A Foray into Wellness
This second weekend was a general introduction into more specific aspects of medicinal herbal practice and the decision-making involved in pairing herb(s) with ailments. Naturally, a place to start is one of the initial points of ingestion: the oronasal cavity. This is also a window into an individual’s general health, given that everything we eat goes through our mouths first, followed by a complex process to ultimately be assimilated or excreted. Have you thought about how you eat as you’re eating? Have you considered how you approach the food you’re about to eat? Have you paused before taking the first bite, in order to feel what is happening throughout your gastrointestinal tract? Simply smelling something is enough to begin the process. Try it: take a whiff of something edible, something delicious, and note what happens. How much saliva is produced? What do you feel in your abdomen? Perhaps your stomach growls, or you feel hunger pangs when you thought you were perfectly satiated. Or, on the other hand, perhaps the smell is something less palatable; still, notice what happens in this case as well. Can you envision how the food was prepared, or by whom, or in what circumstances, or in what state of mind?
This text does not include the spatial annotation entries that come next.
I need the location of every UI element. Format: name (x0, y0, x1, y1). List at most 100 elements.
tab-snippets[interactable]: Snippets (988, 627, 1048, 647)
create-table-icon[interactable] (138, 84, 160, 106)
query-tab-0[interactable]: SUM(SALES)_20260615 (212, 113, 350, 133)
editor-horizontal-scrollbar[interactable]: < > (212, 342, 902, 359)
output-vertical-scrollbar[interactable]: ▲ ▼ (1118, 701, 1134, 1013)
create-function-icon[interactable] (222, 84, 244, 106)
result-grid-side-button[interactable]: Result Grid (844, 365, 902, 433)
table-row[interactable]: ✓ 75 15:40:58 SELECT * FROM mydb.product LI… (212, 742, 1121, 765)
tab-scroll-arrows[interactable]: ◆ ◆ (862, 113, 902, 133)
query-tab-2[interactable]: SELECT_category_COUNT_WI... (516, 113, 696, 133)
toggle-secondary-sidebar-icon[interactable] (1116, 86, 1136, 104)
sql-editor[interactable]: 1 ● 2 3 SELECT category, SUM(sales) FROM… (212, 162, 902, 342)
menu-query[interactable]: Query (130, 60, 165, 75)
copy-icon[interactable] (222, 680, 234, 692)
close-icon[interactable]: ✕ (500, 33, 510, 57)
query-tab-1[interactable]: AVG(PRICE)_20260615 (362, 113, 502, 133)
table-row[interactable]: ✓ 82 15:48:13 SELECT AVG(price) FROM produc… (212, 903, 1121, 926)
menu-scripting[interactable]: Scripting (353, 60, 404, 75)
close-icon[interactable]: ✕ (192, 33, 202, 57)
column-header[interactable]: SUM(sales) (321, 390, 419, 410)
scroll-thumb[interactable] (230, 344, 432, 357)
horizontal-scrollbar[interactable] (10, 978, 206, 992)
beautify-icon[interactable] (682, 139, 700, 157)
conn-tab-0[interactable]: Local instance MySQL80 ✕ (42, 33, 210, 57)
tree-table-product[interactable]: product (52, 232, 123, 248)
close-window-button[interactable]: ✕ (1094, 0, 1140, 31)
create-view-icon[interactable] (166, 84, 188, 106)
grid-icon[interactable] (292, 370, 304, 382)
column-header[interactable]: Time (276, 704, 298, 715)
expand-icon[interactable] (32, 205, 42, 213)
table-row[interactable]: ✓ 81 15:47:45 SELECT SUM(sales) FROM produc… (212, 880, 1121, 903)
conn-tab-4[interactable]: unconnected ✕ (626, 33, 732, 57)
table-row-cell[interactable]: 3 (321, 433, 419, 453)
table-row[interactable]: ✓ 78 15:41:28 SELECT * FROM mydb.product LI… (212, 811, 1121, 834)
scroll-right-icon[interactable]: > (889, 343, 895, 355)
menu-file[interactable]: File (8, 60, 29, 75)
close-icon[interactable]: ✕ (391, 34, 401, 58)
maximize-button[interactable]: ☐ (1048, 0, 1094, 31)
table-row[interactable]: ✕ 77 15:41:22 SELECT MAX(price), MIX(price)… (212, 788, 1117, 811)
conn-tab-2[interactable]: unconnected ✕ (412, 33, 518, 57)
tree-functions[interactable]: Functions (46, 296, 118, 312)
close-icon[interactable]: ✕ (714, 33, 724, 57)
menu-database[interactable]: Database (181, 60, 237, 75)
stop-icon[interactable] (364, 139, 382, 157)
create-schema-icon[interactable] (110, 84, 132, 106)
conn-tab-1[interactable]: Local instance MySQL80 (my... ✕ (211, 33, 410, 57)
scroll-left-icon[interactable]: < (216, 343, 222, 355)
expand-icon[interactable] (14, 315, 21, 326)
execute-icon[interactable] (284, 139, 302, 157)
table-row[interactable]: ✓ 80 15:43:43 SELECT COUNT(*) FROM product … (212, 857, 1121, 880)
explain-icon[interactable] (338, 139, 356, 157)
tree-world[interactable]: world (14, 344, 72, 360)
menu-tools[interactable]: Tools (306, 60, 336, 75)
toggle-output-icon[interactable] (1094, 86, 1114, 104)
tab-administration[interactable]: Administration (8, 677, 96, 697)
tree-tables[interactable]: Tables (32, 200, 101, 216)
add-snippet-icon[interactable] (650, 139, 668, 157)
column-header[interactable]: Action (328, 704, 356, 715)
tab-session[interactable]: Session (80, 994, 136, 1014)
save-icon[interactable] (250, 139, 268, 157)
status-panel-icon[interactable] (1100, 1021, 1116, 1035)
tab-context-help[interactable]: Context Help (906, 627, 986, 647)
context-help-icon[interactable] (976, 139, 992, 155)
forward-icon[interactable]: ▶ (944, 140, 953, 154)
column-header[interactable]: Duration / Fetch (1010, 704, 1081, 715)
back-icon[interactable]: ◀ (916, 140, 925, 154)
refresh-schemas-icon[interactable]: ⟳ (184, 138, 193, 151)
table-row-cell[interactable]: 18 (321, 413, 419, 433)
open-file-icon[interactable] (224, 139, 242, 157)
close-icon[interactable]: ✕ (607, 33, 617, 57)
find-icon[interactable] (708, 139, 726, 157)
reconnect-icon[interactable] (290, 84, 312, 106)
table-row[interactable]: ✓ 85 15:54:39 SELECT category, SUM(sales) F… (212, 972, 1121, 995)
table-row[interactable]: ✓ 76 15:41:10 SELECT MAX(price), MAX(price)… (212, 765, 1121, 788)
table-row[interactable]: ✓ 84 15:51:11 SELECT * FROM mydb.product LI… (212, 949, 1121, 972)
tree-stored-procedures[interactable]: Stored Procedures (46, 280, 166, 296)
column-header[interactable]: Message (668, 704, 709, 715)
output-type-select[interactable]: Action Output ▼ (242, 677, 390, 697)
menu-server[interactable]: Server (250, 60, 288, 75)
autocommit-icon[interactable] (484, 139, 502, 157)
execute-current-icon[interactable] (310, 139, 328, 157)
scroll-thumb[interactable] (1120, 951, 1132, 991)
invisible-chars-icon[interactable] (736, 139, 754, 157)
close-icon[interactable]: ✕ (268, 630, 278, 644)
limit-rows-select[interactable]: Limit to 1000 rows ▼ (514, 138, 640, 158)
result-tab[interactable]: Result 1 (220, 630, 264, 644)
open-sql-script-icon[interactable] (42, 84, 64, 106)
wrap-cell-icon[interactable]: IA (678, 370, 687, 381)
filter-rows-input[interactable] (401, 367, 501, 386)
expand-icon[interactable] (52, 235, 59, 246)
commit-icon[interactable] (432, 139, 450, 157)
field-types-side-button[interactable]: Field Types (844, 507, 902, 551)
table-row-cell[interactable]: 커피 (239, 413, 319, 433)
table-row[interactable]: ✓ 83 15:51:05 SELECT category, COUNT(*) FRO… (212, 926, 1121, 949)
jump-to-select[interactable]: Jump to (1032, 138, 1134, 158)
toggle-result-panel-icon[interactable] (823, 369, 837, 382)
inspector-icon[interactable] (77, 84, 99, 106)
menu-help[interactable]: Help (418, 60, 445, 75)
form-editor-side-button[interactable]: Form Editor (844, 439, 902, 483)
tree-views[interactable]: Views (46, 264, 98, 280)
The second largest microbiome exists in your mouth, so there is an almost unfathomable amount of activity occurring in that area. Apropos of this complexity, there are herbs that are targeted at the mouth: nutritive herbs help build teeth; gargles help treat and prevent infection and alleviate symptoms of pain or soreness; sialogogues increase production of saliva.
However…
Herbs are supplemental. They support us as we move through our lives, as we behave toward ourselves and our environments. Before turning to bitters, carminatives, pro-kinetics, something as simple as chewing a few more times may work to ease dis-ease.